James Robertson wins Walter Scott Prize for Historical Fiction 2022
James Robertson has won the £25,000 Walter Scott Prize for News of the Dead (Hamish Hamilton), a novel of "enduring appeal" set in in a fictional Scottish glen. James Robertson said, "Scott’s life and work have had an influence on my own writing. I don’t think of myself as a historical novelist, but as a writer with a deep interest in history and time. I’m speechless at winning this award."
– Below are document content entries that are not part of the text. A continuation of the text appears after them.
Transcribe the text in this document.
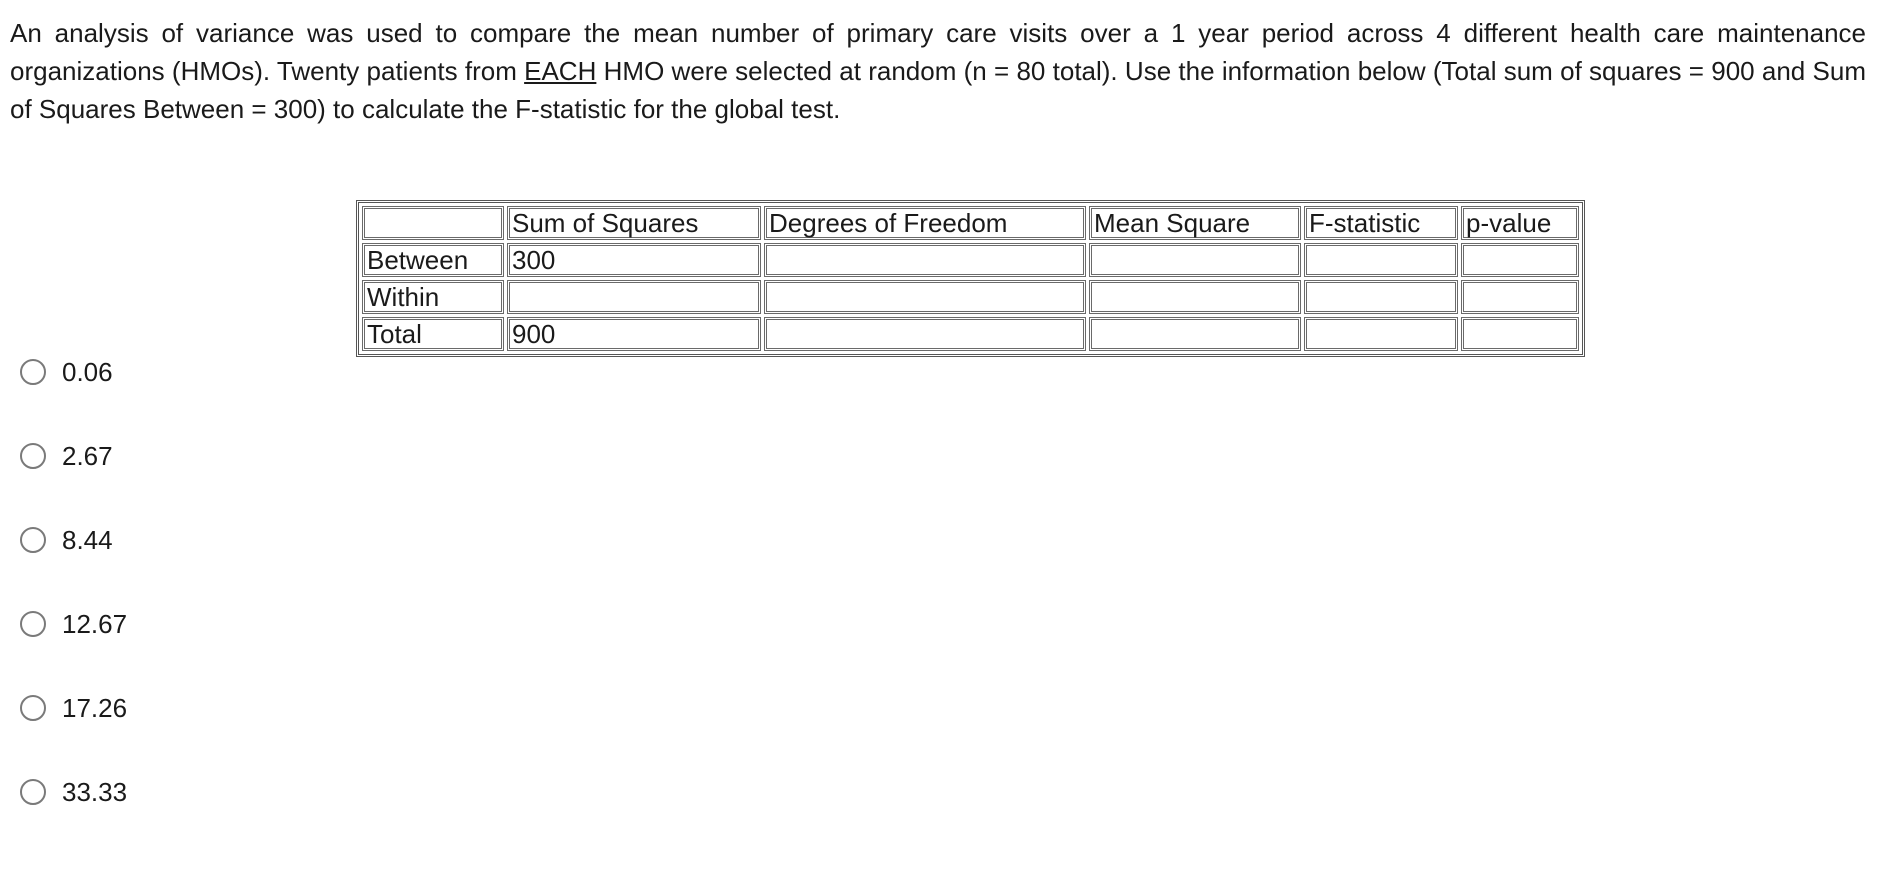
An analysis of variance was used to compare the mean number of primary care visits over a 1 year period across 4 different health care maintenance organizations (HMOs). Twenty patients from EACH HMO were selected at random (n = 80 total). Use the information below (Total sum of squares = 900 and Sum of Squares Between = 300) to calculate the F-statistic for the global test.
	Sum of Squares	Degrees of Freedom	Mean Square	F-statistic	p-value
Between	300				
Within					
Total	900				
0.06
2.67
8.44
12.67
17.26
33.33
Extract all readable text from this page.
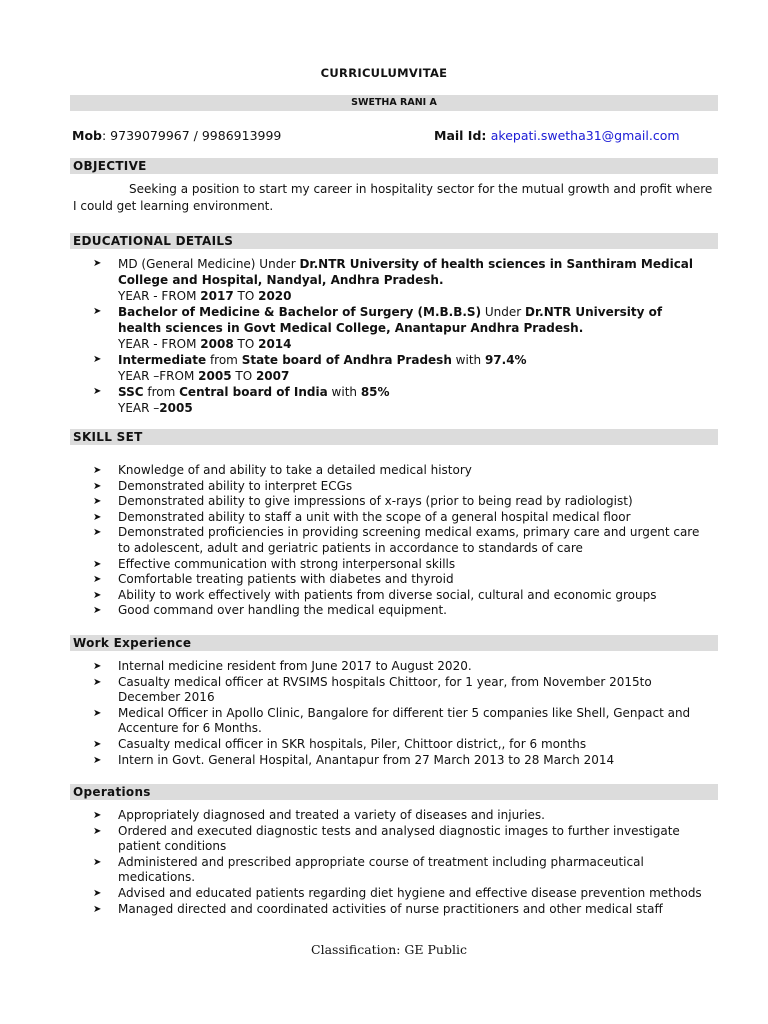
CURRICULUMVITAE
SWETHA RANI A
Mob: 9739079967 / 9986913999	Mail Id: akepati.swetha31@gmail.com
OBJECTIVE
Seeking a position to start my career in hospitality sector for the mutual growth and profit where I could get learning environment.
EDUCATIONAL DETAILS
➤ MD (General Medicine) Under Dr.NTR University of health sciences in Santhiram Medical College and Hospital, Nandyal, Andhra Pradesh.
YEAR - FROM 2017 TO 2020
➤ Bachelor of Medicine & Bachelor of Surgery (M.B.B.S) Under Dr.NTR University of health sciences in Govt Medical College, Anantapur Andhra Pradesh.
YEAR - FROM 2008 TO 2014
➤ Intermediate from State board of Andhra Pradesh with 97.4%
YEAR –FROM 2005 TO 2007
➤ SSC from Central board of India with 85%
YEAR –2005
SKILL SET
➤ Knowledge of and ability to take a detailed medical history
➤ Demonstrated ability to interpret ECGs
➤ Demonstrated ability to give impressions of x-rays (prior to being read by radiologist)
➤ Demonstrated ability to staff a unit with the scope of a general hospital medical floor
➤ Demonstrated proficiencies in providing screening medical exams, primary care and urgent care to adolescent, adult and geriatric patients in accordance to standards of care
➤ Effective communication with strong interpersonal skills
➤ Comfortable treating patients with diabetes and thyroid
➤ Ability to work effectively with patients from diverse social, cultural and economic groups
➤ Good command over handling the medical equipment.
Work Experience
➤ Internal medicine resident from June 2017 to August 2020.
➤ Casualty medical officer at RVSIMS hospitals Chittoor, for 1 year, from November 2015to December 2016
➤ Medical Officer in Apollo Clinic, Bangalore for different tier 5 companies like Shell, Genpact and Accenture for 6 Months.
➤ Casualty medical officer in SKR hospitals, Piler, Chittoor district,, for 6 months
➤ Intern in Govt. General Hospital, Anantapur from 27 March 2013 to 28 March 2014
Operations
➤ Appropriately diagnosed and treated a variety of diseases and injuries.
➤ Ordered and executed diagnostic tests and analysed diagnostic images to further investigate patient conditions
➤ Administered and prescribed appropriate course of treatment including pharmaceutical medications.
➤ Advised and educated patients regarding diet hygiene and effective disease prevention methods
➤ Managed directed and coordinated activities of nurse practitioners and other medical staff
Classification: GE Public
The judging panel featured Elizabeth Buccleuch, James Holloway, Elizabeth Laird, James Naughtie, Kirsty Wark and chair Katie Grant. They said: "After twelve winners set outside the homeland of our prize’s namesake, Sir Walter Scott – from Malaysia and China to the USA, continental Europe, Ireland and England – it felt something of a homecoming to choose a book set in Scotland as our winner. In James Robertson’s masterful News Of The Dead, the fictional glen in which the novel is set frames lives through three different centuries exploring what is true, what we believe to be true and what we’d like to be true. [...] The novel fulfils in abundance the prize’s key criteria of ambition, originality, innovation, enduring appeal and quality of writing and we hope readers will enjoy not just the glen itself with all its ‘dangers and gifts, its capabilities and limitations’, but the cast of characters the author assembles, always with a twinkle in his eye."